Here are alternatives that help to solve some of the shortcomings:

• syslog-ng (http://www.balabit.hu/en/downloads/syslog-ng/) This is a replacement for the standard syslog daemon. syslog-ng (the ng means next generation) can be configured to support digital signatures and encryption, to make sure that log messages weren’t modified. It can also filter log messages according to their content, and log messages using TCP rather than UDP (TCP is a connection-oriented protocol and is much harder to spoof ). Additionally, it can run in a jailed environment (see Chapter 6 for detailed information on how to run Apache in a “jail” using chroot()).

• nsyslogd (http://coombs.anu.edu.au/~avalon/nsyslog.html) This is another replacement of the syslog daemon, with some interesting features, including the use of TCP instead of UDP, and the ability to encrypt connections to prevent data tampering using OpenSSL. Unfortunately, while it is a feasible solution for several Unix systems, it doesn’t work well on Linux at the time of this writing.

• socklog (http://smarden.org/socklog/) This is yet another replacement of the syslog daemon. The main strength of socklog is that it’s based on daemontools (http://cr.yp.to/daemontools.html). daemontools’ architecture makes it possible to have encryption, authentication, compression, and log rotation quite easily. It’s definitely worth looking into.

• The e-mail available at http://cert.uni-stuttgart.de/archive
  /honeypots/2002/07/msg00100.html includes tips on how to hide a remote log server.

Syslog has several limitations. For example, as I mentioned, it is not feasible to store the access log information on syslog on a production server. In this section, I will explain how to configure your server so that it logs encrypted information over the network.

Two Possible Designs

To write logs over the net, you need to use a custom written program to log Apache’s messages on a remote server. You can configure Apache this way:

CustomLog "|/usr/bin/custom_logging_program" common
ErrorLog "|/usr/bin/custom_logging_program"

The program custom_logging_program could be a program that reads the log messages from its standard input, and sends them to a remote server via a TCP connection. The remote log server would be a program written specifically to talk to custom_logging_program. This way, all the problems connected with syslogd could be solved, and you would be absolutely sure that the system works the way you want it to work. There is only one problem: designing a functional client/server application like this can be very complicated. At the beginning of this chapter, I mentioned that logging programs should be kept as simple as possible. A program like this would be anything but simple; it would need to use cryptography, and would need to communicate with the server following all the rules set by the (newly designed) protocol. Writing the logging server program would be even harder.

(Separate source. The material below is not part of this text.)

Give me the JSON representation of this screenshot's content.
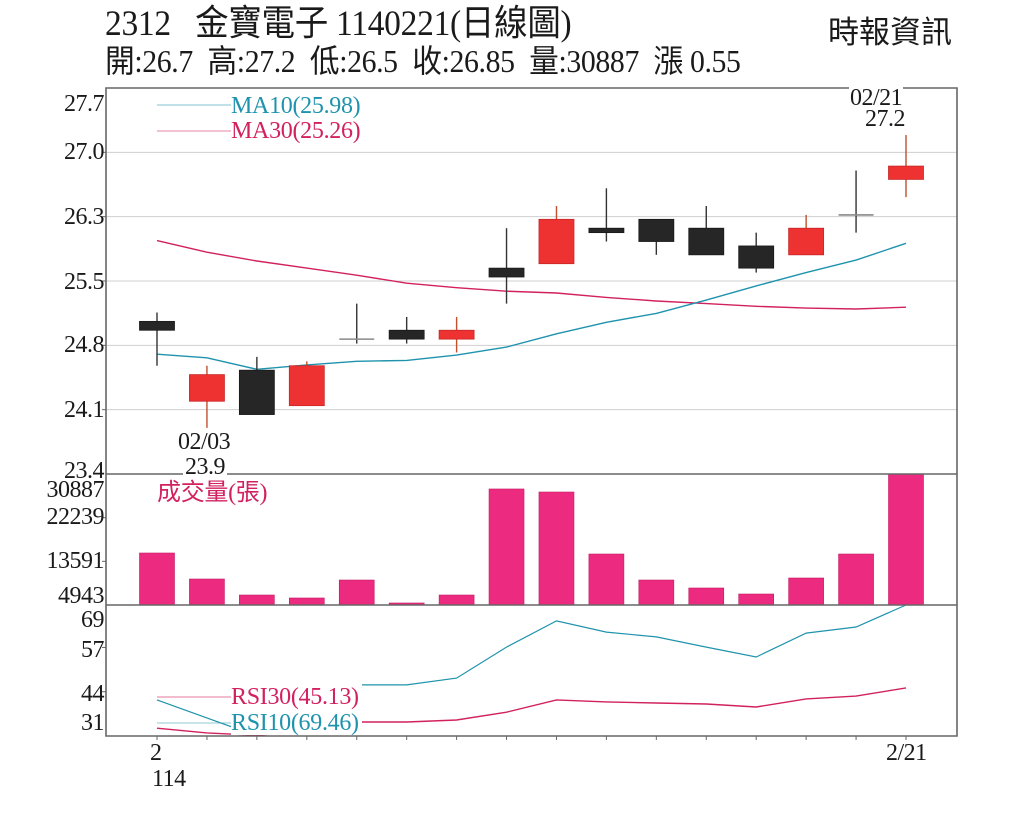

To simplify the solution’s design, you could use an Apache module that would deal with SQL logging directly. A very good choice, for example, is http://www.grubbybaby.com/mod_log_sql/. The main advantage of this is that it is very easy to configure. You pay for this simplicity in terms of lack of flexibility, because:

• You cannot encrypt the log information.

• You can only deal with the access log (not the error log).

• You can only log using MySQL as a SQL back-end.

Basically, the first solution is powerful, but often too complex to be implemented (reinventing the wheel often means rediscovering the same bugs and vulnerabilities). The second solution is much easier to configure, but has very strong limitations.